By the end of July, Fire-Dex had hired 15 employees to staff its new production facility, with plans to hire roughly 10 more by the end of September. The company plans to train employees in making suspenders and pockets first before ramping up the facility to full PPE production after 18 months of operation. Long-term, it anticipates hiring up to 200 full-time sewers to staff the facility. The 25,000-square-foot Old Fort factory marks Fire-Dex’s fourth major production center.

“Our new facility in Old Fort will meet the same high standards that all Fire-Dex facilities strive for,” John Karban, vice president of operations for Fire-Dex, said in a statement. “This includes Pelham, Georgia, where back in 2018 we succeeded in keeping over 50 jobs in the region after making it our home, and have since expanded to employ over 100 team members. More recently, our fast growth has made the addition of a fourth production center essential, and we look forward to welcoming the new associates to our Fire-Dex Family.”

Even as Kitsbow was entering its final weeks of production earlier this year, another company was moving manufacturing to North Carolina. Tex-Tech Industries, a developer of specialty textiles, high-performance materials and coatings for the automotive, aerospace, defense, medical and protective apparel industries, announced in March a nearly $25 million investment into a 170,000-square-foot manufacturing center in Kernersville, N.C. The move would create 49 new jobs in the Winston-Salem community, it estimated.

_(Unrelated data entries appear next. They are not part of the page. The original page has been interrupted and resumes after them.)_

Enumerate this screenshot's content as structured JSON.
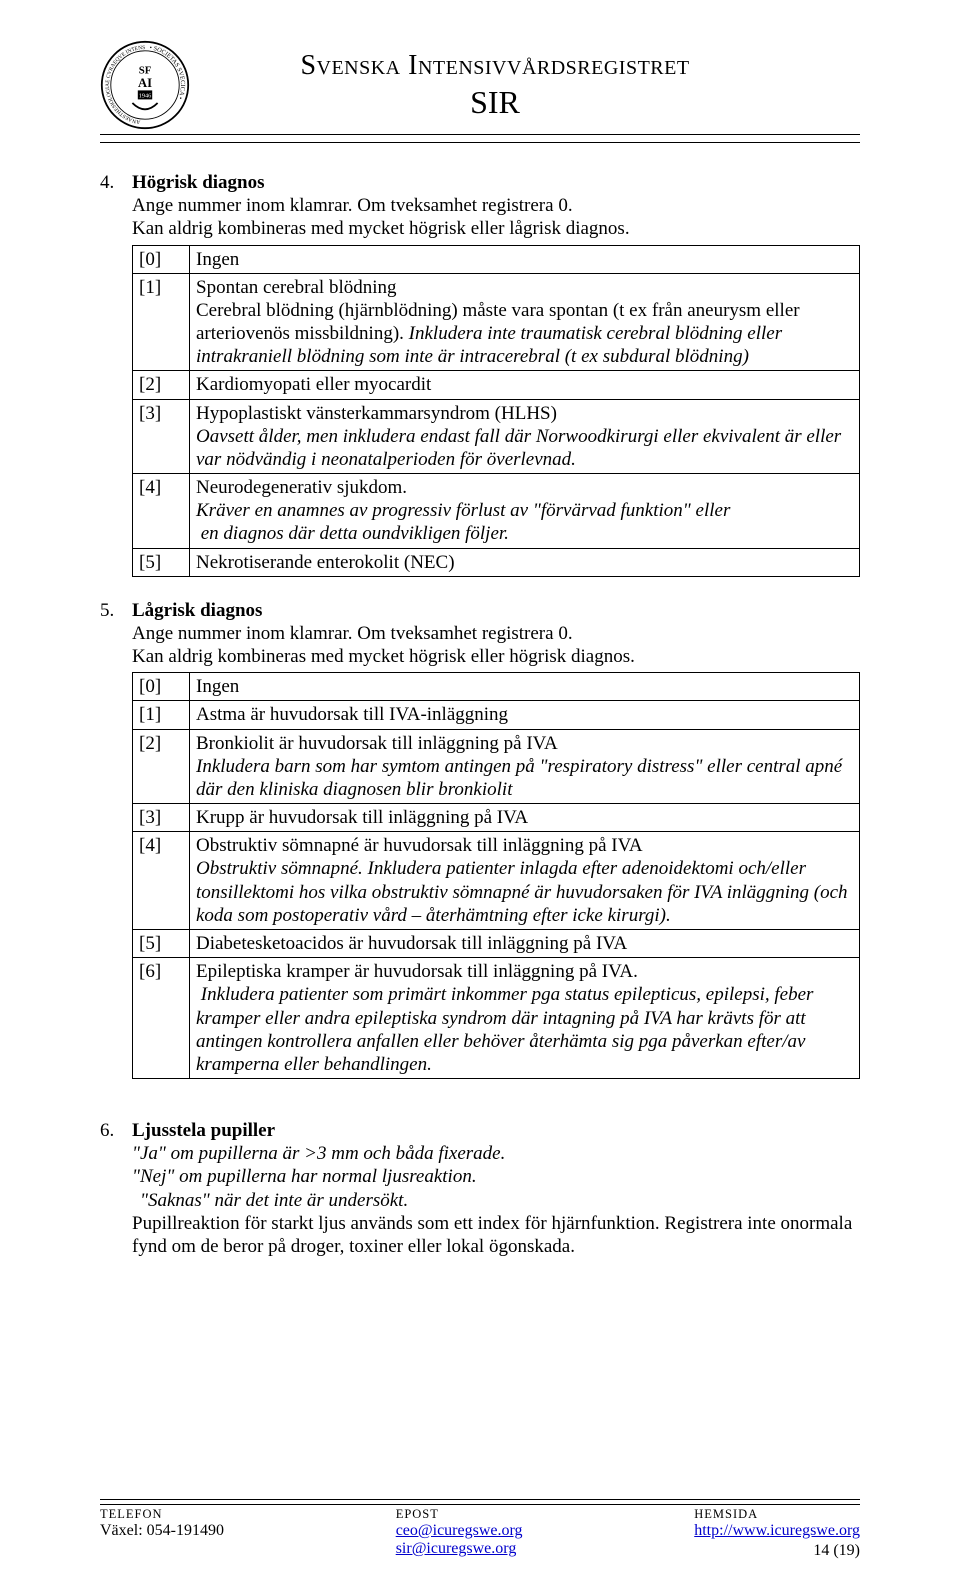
{
  "header": {
    "org_name": "Svenska Intensivvårdsregistret",
    "org_abbr": "SIR"
  },
  "section4": {
    "num": "4.",
    "title": "Högrisk diagnos",
    "sub1": "Ange nummer inom klamrar. Om tveksamhet registrera 0.",
    "sub2": "Kan aldrig kombineras med mycket högrisk eller lågrisk diagnos.",
    "rows": [
      {
        "code": "[0]",
        "text": "Ingen"
      },
      {
        "code": "[1]",
        "html": "Spontan cerebral blödning<br>Cerebral blödning (hjärnblödning) måste vara spontan (t ex från aneurysm eller arteriovenös missbildning). <span class=\"italic\">Inkludera inte traumatisk cerebral blödning eller intrakraniell blödning som inte är intracerebral (t ex subdural blödning)</span>"
      },
      {
        "code": "[2]",
        "text": "Kardiomyopati eller myocardit"
      },
      {
        "code": "[3]",
        "html": "Hypoplastiskt vänsterkammarsyndrom (HLHS)<br><span class=\"italic\">Oavsett ålder, men inkludera endast fall där Norwoodkirurgi eller ekvivalent är eller var nödvändig i neonatalperioden för överlevnad.</span>"
      },
      {
        "code": "[4]",
        "html": "Neurodegenerativ sjukdom.<br><span class=\"italic\">Kräver en anamnes av progressiv förlust av \"förvärvad funktion\" eller<br>&nbsp;en diagnos där detta oundvikligen följer.</span>"
      },
      {
        "code": "[5]",
        "text": "Nekrotiserande enterokolit (NEC)"
      }
    ]
  },
  "section5": {
    "num": "5.",
    "title": "Lågrisk diagnos",
    "sub1": "Ange nummer inom klamrar. Om tveksamhet registrera 0.",
    "sub2": "Kan aldrig kombineras med mycket högrisk eller högrisk diagnos.",
    "rows": [
      {
        "code": "[0]",
        "text": "Ingen"
      },
      {
        "code": "[1]",
        "text": "Astma är huvudorsak till IVA-inläggning"
      },
      {
        "code": "[2]",
        "html": "Bronkiolit är huvudorsak till inläggning på IVA<br><span class=\"italic\">Inkludera barn som har symtom antingen på \"respiratory distress\" eller central apné där den kliniska diagnosen blir bronkiolit</span>"
      },
      {
        "code": "[3]",
        "text": "Krupp är huvudorsak till inläggning på IVA"
      },
      {
        "code": "[4]",
        "html": "Obstruktiv sömnapné är huvudorsak till inläggning på IVA<br><span class=\"italic\">Obstruktiv sömnapné. Inkludera patienter inlagda efter adenoidektomi och/eller tonsillektomi hos vilka obstruktiv sömnapné är huvudorsaken för IVA inläggning (och koda som postoperativ vård – återhämtning efter icke kirurgi).</span>"
      },
      {
        "code": "[5]",
        "text": "Diabetesketoacidos är huvudorsak till inläggning på IVA"
      },
      {
        "code": "[6]",
        "html": "Epileptiska kramper är huvudorsak till inläggning på IVA.<br><span class=\"italic\">&nbsp;Inkludera patienter som primärt inkommer pga status epilepticus, epilepsi, feber kramper eller andra epileptiska syndrom där intagning på IVA har krävts för att antingen kontrollera anfallen eller behöver återhämta sig pga påverkan efter/av kramperna eller behandlingen.</span>"
      }
    ]
  },
  "section6": {
    "num": "6.",
    "title": "Ljusstela pupiller",
    "l1": "\"Ja\" om pupillerna är >3 mm och båda fixerade.",
    "l2": "\"Nej\" om pupillerna har normal ljusreaktion.",
    "l3": "\"Saknas\" när det inte är undersökt.",
    "l4": "Pupillreaktion för starkt ljus används som ett index för hjärnfunktion. Registrera inte onormala fynd om de beror på droger, toxiner eller lokal ögonskada."
  },
  "footer": {
    "tel_label": "TELEFON",
    "tel_val": "Växel: 054-191490",
    "epost_label": "EPOST",
    "epost_val1": "ceo@icuregswe.org",
    "epost_val2": "sir@icuregswe.org",
    "hem_label": "HEMSIDA",
    "hem_val": "http://www.icuregswe.org",
    "page_num": "14 (19)"
  }
}
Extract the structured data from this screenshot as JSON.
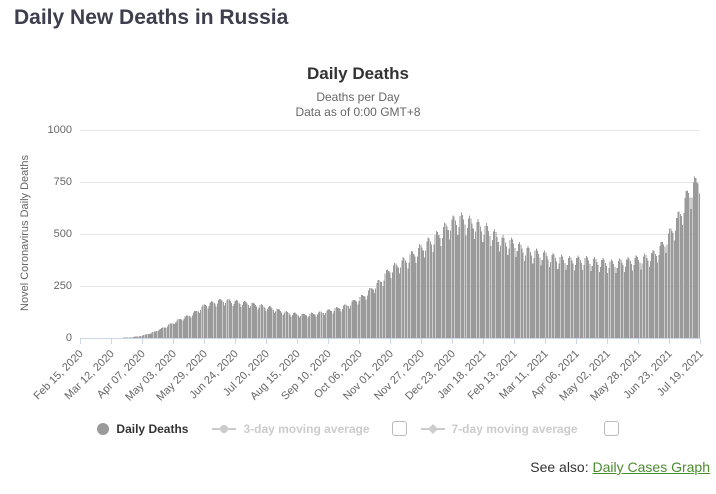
{
  "page": {
    "title": "Daily New Deaths in Russia",
    "see_also_label": "See also:",
    "see_also_link": "Daily Cases Graph"
  },
  "legend": {
    "daily": {
      "label": "Daily Deaths",
      "marker": "circle",
      "color": "#9a9a9a",
      "enabled": true
    },
    "avg3": {
      "label": "3-day moving average",
      "marker": "line-circle",
      "color": "#cccccc",
      "enabled": false,
      "checkbox_checked": false
    },
    "avg7": {
      "label": "7-day moving average",
      "marker": "line-diamond",
      "color": "#cccccc",
      "enabled": false,
      "checkbox_checked": false
    }
  },
  "chart_data": {
    "type": "bar",
    "title": "Daily Deaths",
    "subtitle": [
      "Deaths per Day",
      "Data as of 0:00 GMT+8"
    ],
    "series_name": "Daily Deaths",
    "ylabel": "Novel Coronavirus Daily Deaths",
    "ylim": [
      0,
      1000
    ],
    "yticks": [
      0,
      250,
      500,
      750,
      1000
    ],
    "grid": true,
    "legend_position": "bottom",
    "bar_color": "#9a9a9a",
    "x_start": "Feb 15, 2020",
    "x_end": "Jul 19, 2021",
    "x_tick_labels": [
      "Feb 15, 2020",
      "Mar 12, 2020",
      "Apr 07, 2020",
      "May 03, 2020",
      "May 29, 2020",
      "Jun 24, 2020",
      "Jul 20, 2020",
      "Aug 15, 2020",
      "Sep 10, 2020",
      "Oct 06, 2020",
      "Nov 01, 2020",
      "Nov 27, 2020",
      "Dec 23, 2020",
      "Jan 18, 2021",
      "Feb 13, 2021",
      "Mar 11, 2021",
      "Apr 06, 2021",
      "May 02, 2021",
      "May 28, 2021",
      "Jun 23, 2021",
      "Jul 19, 2021"
    ],
    "x_tick_day_offsets": [
      0,
      26,
      52,
      78,
      104,
      130,
      156,
      182,
      208,
      234,
      260,
      286,
      312,
      338,
      364,
      390,
      416,
      442,
      468,
      494,
      520
    ],
    "total_days": 521,
    "anchor_day_offsets": [
      0,
      7,
      14,
      21,
      28,
      35,
      42,
      49,
      56,
      63,
      70,
      77,
      84,
      91,
      98,
      105,
      112,
      119,
      126,
      133,
      140,
      147,
      154,
      161,
      168,
      175,
      182,
      189,
      196,
      203,
      210,
      217,
      224,
      231,
      238,
      245,
      252,
      259,
      266,
      273,
      280,
      287,
      294,
      301,
      308,
      315,
      322,
      329,
      336,
      343,
      350,
      357,
      364,
      371,
      378,
      385,
      392,
      399,
      406,
      413,
      420,
      427,
      434,
      441,
      448,
      455,
      462,
      469,
      476,
      483,
      490,
      497,
      504,
      511,
      518,
      520
    ],
    "anchor_values": [
      0,
      0,
      0,
      0,
      0,
      1,
      3,
      8,
      18,
      32,
      50,
      70,
      90,
      105,
      128,
      158,
      170,
      178,
      175,
      170,
      165,
      158,
      150,
      140,
      128,
      118,
      112,
      110,
      115,
      122,
      132,
      142,
      155,
      178,
      200,
      235,
      270,
      320,
      345,
      370,
      400,
      430,
      460,
      490,
      530,
      560,
      565,
      545,
      530,
      510,
      480,
      455,
      450,
      425,
      410,
      400,
      390,
      380,
      372,
      368,
      372,
      368,
      362,
      358,
      352,
      360,
      366,
      372,
      382,
      400,
      445,
      510,
      590,
      690,
      740,
      790
    ],
    "weekday_factors": [
      1.01,
      0.97,
      0.88,
      0.95,
      1.04,
      1.07,
      1.05
    ]
  }
}
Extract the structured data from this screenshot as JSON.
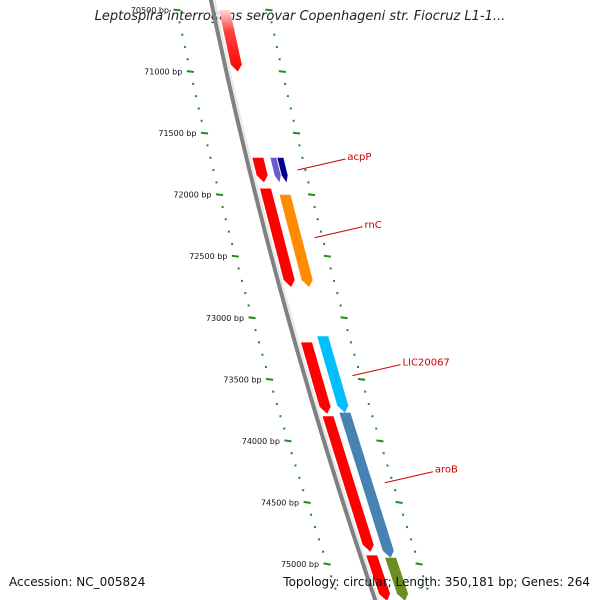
{
  "header": {
    "title": "Leptospira interrogans serovar Copenhageni str. Fiocruz L1-1..."
  },
  "footer": {
    "accession": "Accession: NC_005824",
    "summary": "Topology: circular; Length: 350,181 bp; Genes: 264"
  },
  "colors": {
    "backbone": "#808080",
    "tick": "#228b22",
    "forward_gene": "#ff0000",
    "label": "#cc0000"
  },
  "ticks": [
    {
      "label": "70500 bp",
      "bp": 70500
    },
    {
      "label": "71000 bp",
      "bp": 71000
    },
    {
      "label": "71500 bp",
      "bp": 71500
    },
    {
      "label": "72000 bp",
      "bp": 72000
    },
    {
      "label": "72500 bp",
      "bp": 72500
    },
    {
      "label": "73000 bp",
      "bp": 73000
    },
    {
      "label": "73500 bp",
      "bp": 73500
    },
    {
      "label": "74000 bp",
      "bp": 74000
    },
    {
      "label": "74500 bp",
      "bp": 74500
    },
    {
      "label": "75000 bp",
      "bp": 75000
    }
  ],
  "features": [
    {
      "track": "inner",
      "start": 70500,
      "end": 71000,
      "color": "#ff0000",
      "faded_start": true
    },
    {
      "track": "inner",
      "start": 71700,
      "end": 71900,
      "color": "#ff0000"
    },
    {
      "track": "inner",
      "start": 71950,
      "end": 72750,
      "color": "#ff0000"
    },
    {
      "track": "inner",
      "start": 73200,
      "end": 73780,
      "color": "#ff0000"
    },
    {
      "track": "inner",
      "start": 73800,
      "end": 74900,
      "color": "#ff0000"
    },
    {
      "track": "inner",
      "start": 74930,
      "end": 75300,
      "color": "#ff0000"
    },
    {
      "track": "outer",
      "start": 71700,
      "end": 71900,
      "color": "#6a5acd"
    },
    {
      "track": "outer2",
      "start": 71700,
      "end": 71900,
      "color": "#00008b"
    },
    {
      "track": "outer",
      "start": 72000,
      "end": 72750,
      "color": "#ff8c00"
    },
    {
      "track": "outer",
      "start": 73150,
      "end": 73770,
      "color": "#00bfff"
    },
    {
      "track": "outer",
      "start": 73770,
      "end": 74950,
      "color": "#4682b4"
    },
    {
      "track": "outer",
      "start": 74950,
      "end": 75300,
      "color": "#6b8e23"
    }
  ],
  "gene_labels": [
    {
      "text": "acpP",
      "bp": 71800
    },
    {
      "text": "rnC",
      "bp": 72350
    },
    {
      "text": "LIC20067",
      "bp": 73470
    },
    {
      "text": "aroB",
      "bp": 74340
    }
  ]
}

Later that month, the Catawba Valley Community College’s Manufacturing Solutions Center (MSC) officially opened a second facility in Conover, N.C., to house its growing incubator program. As of this spring, four graduates of the program had set up residence in MSC II—the new 75,000-square-foot facility—including the compression garments brand YoU Compression and Evolved by Nature, a firm developing cosmetics and apparel technologies.